Monday, February 21, 2011

RIAA explains its strategy now on illegal downloading, dives its side of the "Download Martyr" case

The Minneapolis City Pages has published a reply from the RIAA (Recording Industry Association of America) in its five year battle with Brainerd, MN resident Jamie Thomas-Rasset, who was recently assessed a whopping $1.5 million judgment by a Minneapolis jury after she refused a “shakedown” settlement when she maintained she had never downloaded the songs.  City Pages had called Thomas-Rasset the “Download Martyr”.
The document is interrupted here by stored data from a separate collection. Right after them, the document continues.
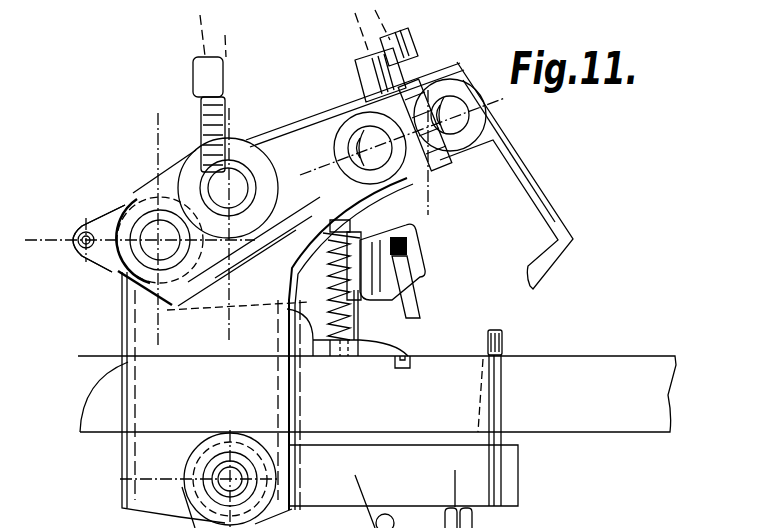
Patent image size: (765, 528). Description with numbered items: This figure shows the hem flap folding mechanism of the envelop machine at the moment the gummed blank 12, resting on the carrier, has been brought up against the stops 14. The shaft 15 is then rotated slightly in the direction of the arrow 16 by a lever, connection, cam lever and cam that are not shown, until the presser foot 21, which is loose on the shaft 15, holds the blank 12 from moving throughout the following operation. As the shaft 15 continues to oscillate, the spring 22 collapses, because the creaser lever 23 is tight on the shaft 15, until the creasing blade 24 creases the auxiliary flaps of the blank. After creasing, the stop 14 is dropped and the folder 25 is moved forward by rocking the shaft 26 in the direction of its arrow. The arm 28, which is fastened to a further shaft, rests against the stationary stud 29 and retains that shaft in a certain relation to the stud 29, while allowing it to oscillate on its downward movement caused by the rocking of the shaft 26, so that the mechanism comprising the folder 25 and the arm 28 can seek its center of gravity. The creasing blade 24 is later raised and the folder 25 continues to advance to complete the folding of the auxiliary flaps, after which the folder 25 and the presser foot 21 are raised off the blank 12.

The blank 12 is at (75, 356).
The stops 14 is at (503, 333).
The shaft 15 is at (118, 272).
The arrow 16 is at (140, 205).
The presser foot 21 is at (385, 344).
The spring 22 is at (362, 228).
The creaser lever 23 is at (424, 246).
The creasing blade 24 is at (412, 299).
The folder 25 is at (556, 209).
The shaft 26 is at (345, 97).
The arm 28 is at (405, 165).
The stationary stud 29 is at (333, 165).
The RIAA has a reply where it maintains it had evidence that she actually had contributed knowingly to the infraction, here.  It’s significant, however, to remember  that parents could have been responsible for kids’ downloading, or that PC owners could be held responsible for activities on their computers by visitors or, say, domestic employees.  It’s a little unclear what would happen if a Wardriving snoop used a home router for illegal downloading, or a domestic employee brought a laptop and used your connection.  It’s interesting because sometimes homeowners are expected to provide Internet access to live-in nannies or caregivers.
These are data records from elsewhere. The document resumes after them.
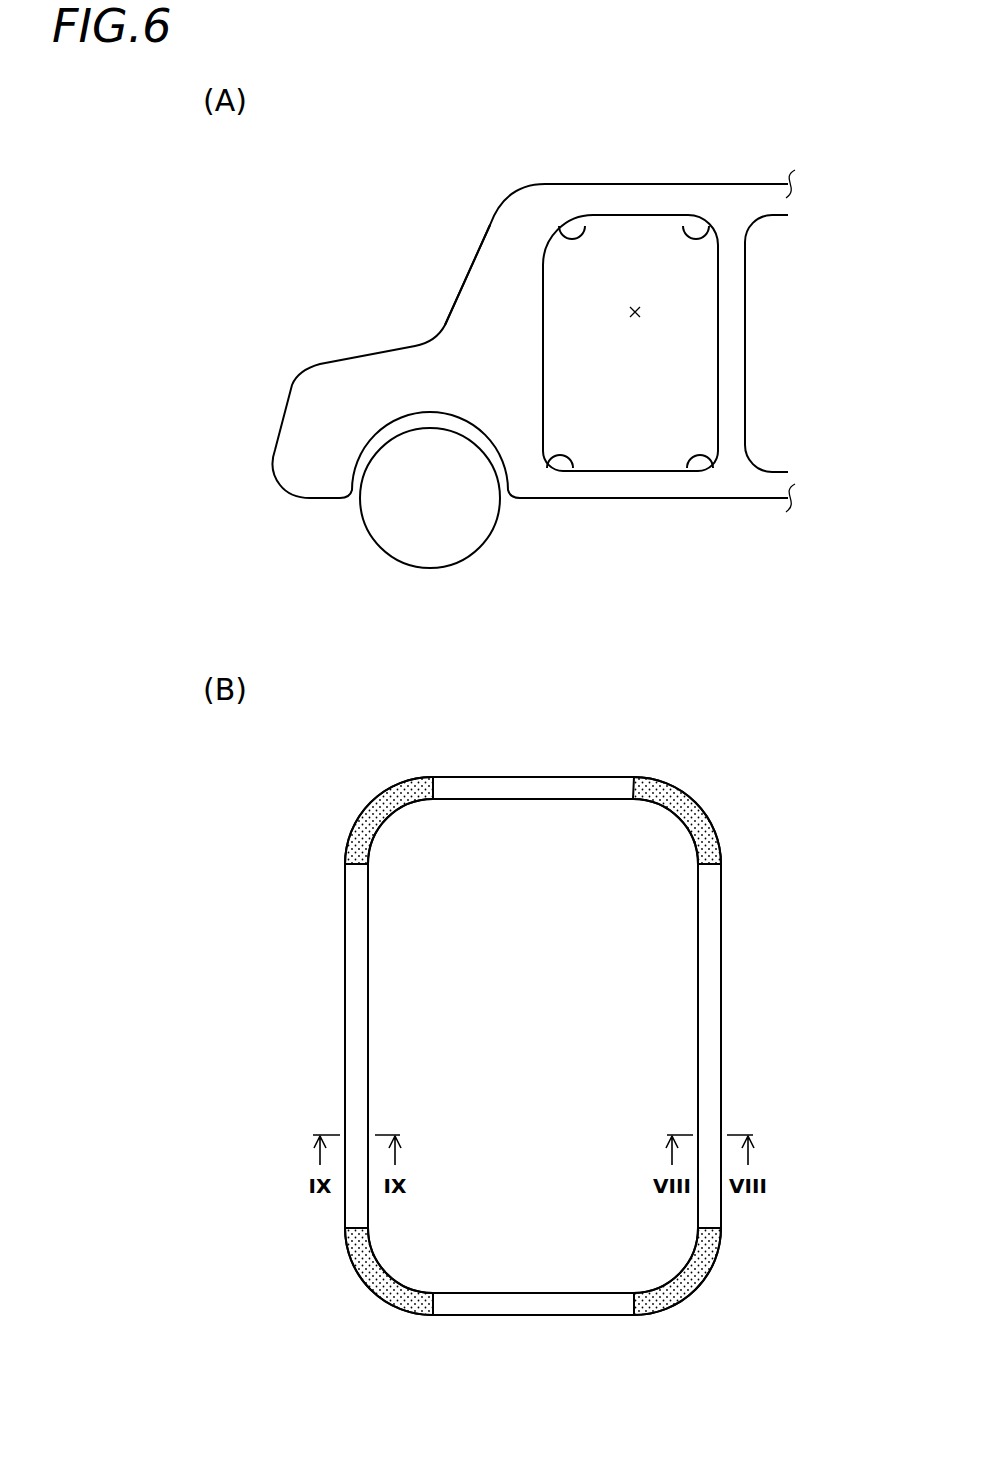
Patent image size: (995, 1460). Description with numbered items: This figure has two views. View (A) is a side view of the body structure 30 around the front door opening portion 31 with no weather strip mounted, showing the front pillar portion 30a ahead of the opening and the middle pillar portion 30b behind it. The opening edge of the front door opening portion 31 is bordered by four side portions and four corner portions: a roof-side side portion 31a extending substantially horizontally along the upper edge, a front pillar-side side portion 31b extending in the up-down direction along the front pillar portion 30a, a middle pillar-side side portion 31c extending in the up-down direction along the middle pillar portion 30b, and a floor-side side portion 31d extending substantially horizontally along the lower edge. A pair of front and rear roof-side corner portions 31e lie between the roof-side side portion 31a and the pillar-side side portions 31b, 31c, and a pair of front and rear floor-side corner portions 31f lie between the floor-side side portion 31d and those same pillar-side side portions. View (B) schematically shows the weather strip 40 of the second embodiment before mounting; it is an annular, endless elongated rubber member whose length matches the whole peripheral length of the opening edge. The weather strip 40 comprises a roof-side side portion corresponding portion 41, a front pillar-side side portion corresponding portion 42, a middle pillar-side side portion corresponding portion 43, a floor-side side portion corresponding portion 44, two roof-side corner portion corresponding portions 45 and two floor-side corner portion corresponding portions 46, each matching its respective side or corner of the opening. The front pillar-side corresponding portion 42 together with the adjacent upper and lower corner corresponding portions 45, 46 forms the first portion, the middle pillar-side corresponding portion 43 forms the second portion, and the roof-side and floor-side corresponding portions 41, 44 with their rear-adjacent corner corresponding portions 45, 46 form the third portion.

The vehicle body 30 is at (373, 297).
The front pillar portion 30a is at (500, 275).
The middle pillar portion 30b is at (733, 340).
The front door opening portion 31 is at (640, 310).
The roof-side side portion 31a is at (648, 217).
The front pillar-side side portion 31b is at (544, 352).
The middle pillar-side side portion 31c is at (717, 372).
The floor-side side portion 31d is at (635, 470).
The roof-side corner portion 31e is at (576, 222).
The floor-side corner portion 31f is at (565, 472).
The weather strip 40 is at (753, 957).
The roof-side side portion corresponding portion 41 is at (518, 788).
The front pillar-side side portion corresponding portion 42 is at (358, 1025).
The middle pillar-side side portion corresponding portion 43 is at (707, 1020).
The floor-side side portion corresponding portion 44 is at (537, 1303).
The roof-side corner portion corresponding portion 45 is at (386, 804).
The floor-side corner portion corresponding portion 46 is at (384, 1290).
The RIAA says, however, that it has moved away from individual lawsuits to working with ISP’s to warn users and cut off service to repeat infringers.  There is still a presumption of responsibility for what goes on in your own home or on your own ISP account.

There is also a story of piracy in Europe by using Trojans to infect the computers of record companies to illegally download songs, in Info Security, here.
Update: Feb. 23

The Justice Department has filed a brief supporting the huge award against Thomas-Rasset under the "Doctrine of Remittitur", according to a Digital Media Wire story by Mark Hefflinger, here.  I naturally wonder if "remittitur" could be exploited by Righthaven.